A polícia colocou uma equipe de plantão no apartamento vizinho ao de Eloá. Às 18 horas da sexta-feira, os agentes informaram ao comandante da operação ter ouvido um novo disparo. Imediatamente, receberam a ordem para invadir o local. Com explosivo plástico, arrombaram a porta e entraram. Pelo menos três disparos foram ouvidos. O que se viu na seqüência foi um cortejo de horrores. Primeiro surgiu Nayara, que caminhava sozinha, mas sangrava muito no rosto. Depois, uma pessoa que não podia ser identificada foi retirada em uma maca e seguiu direto para uma ambulância. Por fim, surgiu o seqüestrador algemado e com o rosto machucado. Aos poucos, os fatos começaram a ser esclarecidos. Eloá estava com uma bala alojada no cérebro e também havia sido atingida na virilha. Foi levada para a UTI em estado gravíssimo. Até a noite de sexta-feira, sua vida estava por um fio. Nayara foi alvejada no rosto, mas não corria risco de morte. Lindemberg foi para uma cela de delegacia.
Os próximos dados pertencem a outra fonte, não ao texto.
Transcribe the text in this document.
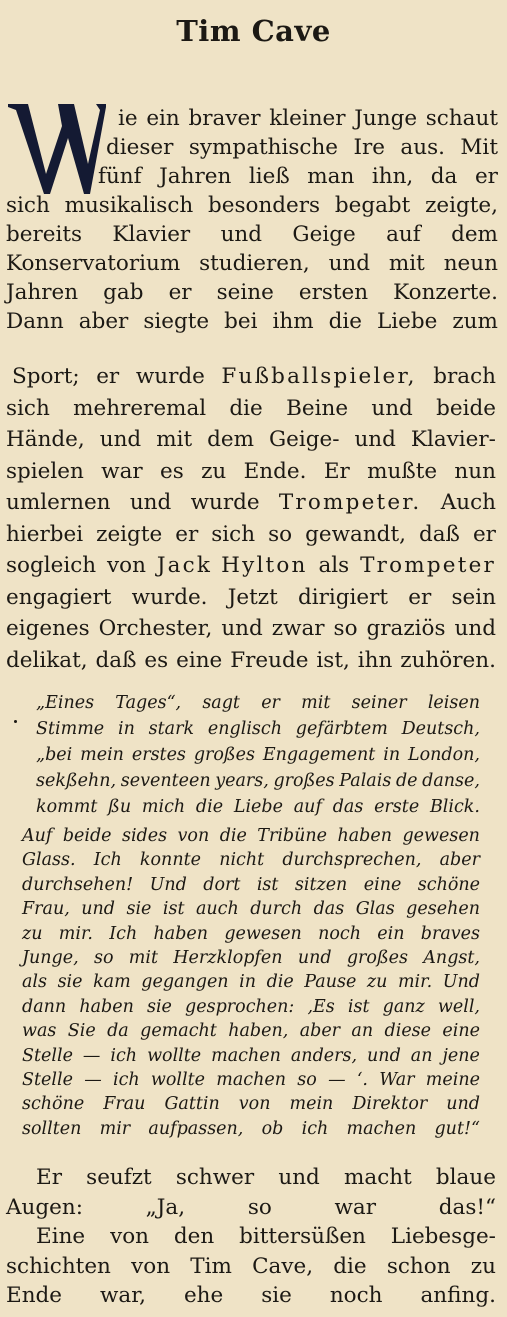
Tim Cave
ie ein braver kleiner Junge schaut
dieser sympathische Ire aus. Mit
fünf Jahren ließ man ihn, da er
sich musikalisch besonders begabt zeigte,
bereits Klavier und Geige auf dem
Konservatorium studieren, und mit neun
Jahren gab er seine ersten Konzerte.
Dann aber siegte bei ihm die Liebe zum
Sport; er wurde Fußballspieler, brach
sich mehreremal die Beine und beide
Hände, und mit dem Geige- und Klavier-
spielen war es zu Ende. Er mußte nun
umlernen und wurde Trompeter. Auch
hierbei zeigte er sich so gewandt, daß er
sogleich von Jack Hylton als Trompeter
engagiert wurde. Jetzt dirigiert er sein
eigenes Orchester, und zwar so graziös und
delikat, daß es eine Freude ist, ihn zuhören.
„Eines Tages“, sagt er mit seiner leisen
Stimme in stark englisch gefärbtem Deutsch,
„bei mein erstes großes Engagement in London,
sekßehn, seventeen years, großes Palais de danse,
kommt ßu mich die Liebe auf das erste Blick.
Auf beide sides von die Tribüne haben gewesen
Glass. Ich konnte nicht durchsprechen, aber
durchsehen! Und dort ist sitzen eine schöne
Frau, und sie ist auch durch das Glas gesehen
zu mir. Ich haben gewesen noch ein braves
Junge, so mit Herzklopfen und großes Angst,
als sie kam gegangen in die Pause zu mir. Und
dann haben sie gesprochen: ‚Es ist ganz well,
was Sie da gemacht haben, aber an diese eine
Stelle — ich wollte machen anders, und an jene
Stelle — ich wollte machen so — ‘. War meine
schöne Frau Gattin von mein Direktor und
sollten mir aufpassen, ob ich machen gut!“
Er seufzt schwer und macht blaue
Augen:	„Ja,	so	war	das!“
Eine von den bittersüßen Liebesge-
schichten von Tim Cave, die schon zu
Ende war, ehe sie noch anfing.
VEJA ouviu quatro especialistas com experiência em negociação de reféns, que apontaram o que consideram ser erros cometidos pela polícia: 1) Permitir a reintrodução de uma vítima na cena de risco. "A devolução de Nayara afrontou os padrões mais básicos de comportamento do negociador em casos com refém", disse Rodrigo Pimentel, ex-comandante do Batalhão de Operações Policiais Especiais (Bope) da PM do Rio. "Era uma situação típica de seqüestrador emocionalmente instável. Eles deveriam tê-la colocado em contato apenas pelo telefone", afirma o coronel José Vicente da Silva, ex-secretário nacional de Segurança Pública. 2) Não isolar o seqüestrador, permitindo inclusive que ele desse entrevistas; e 3) Não cortar o fornecimento de água e luz no local. Segundo os especialistas, a polícia tem de criar necessidades para o criminoso, e não facilidades. A soma de tantos erros resultou numa tragédia de incompetência.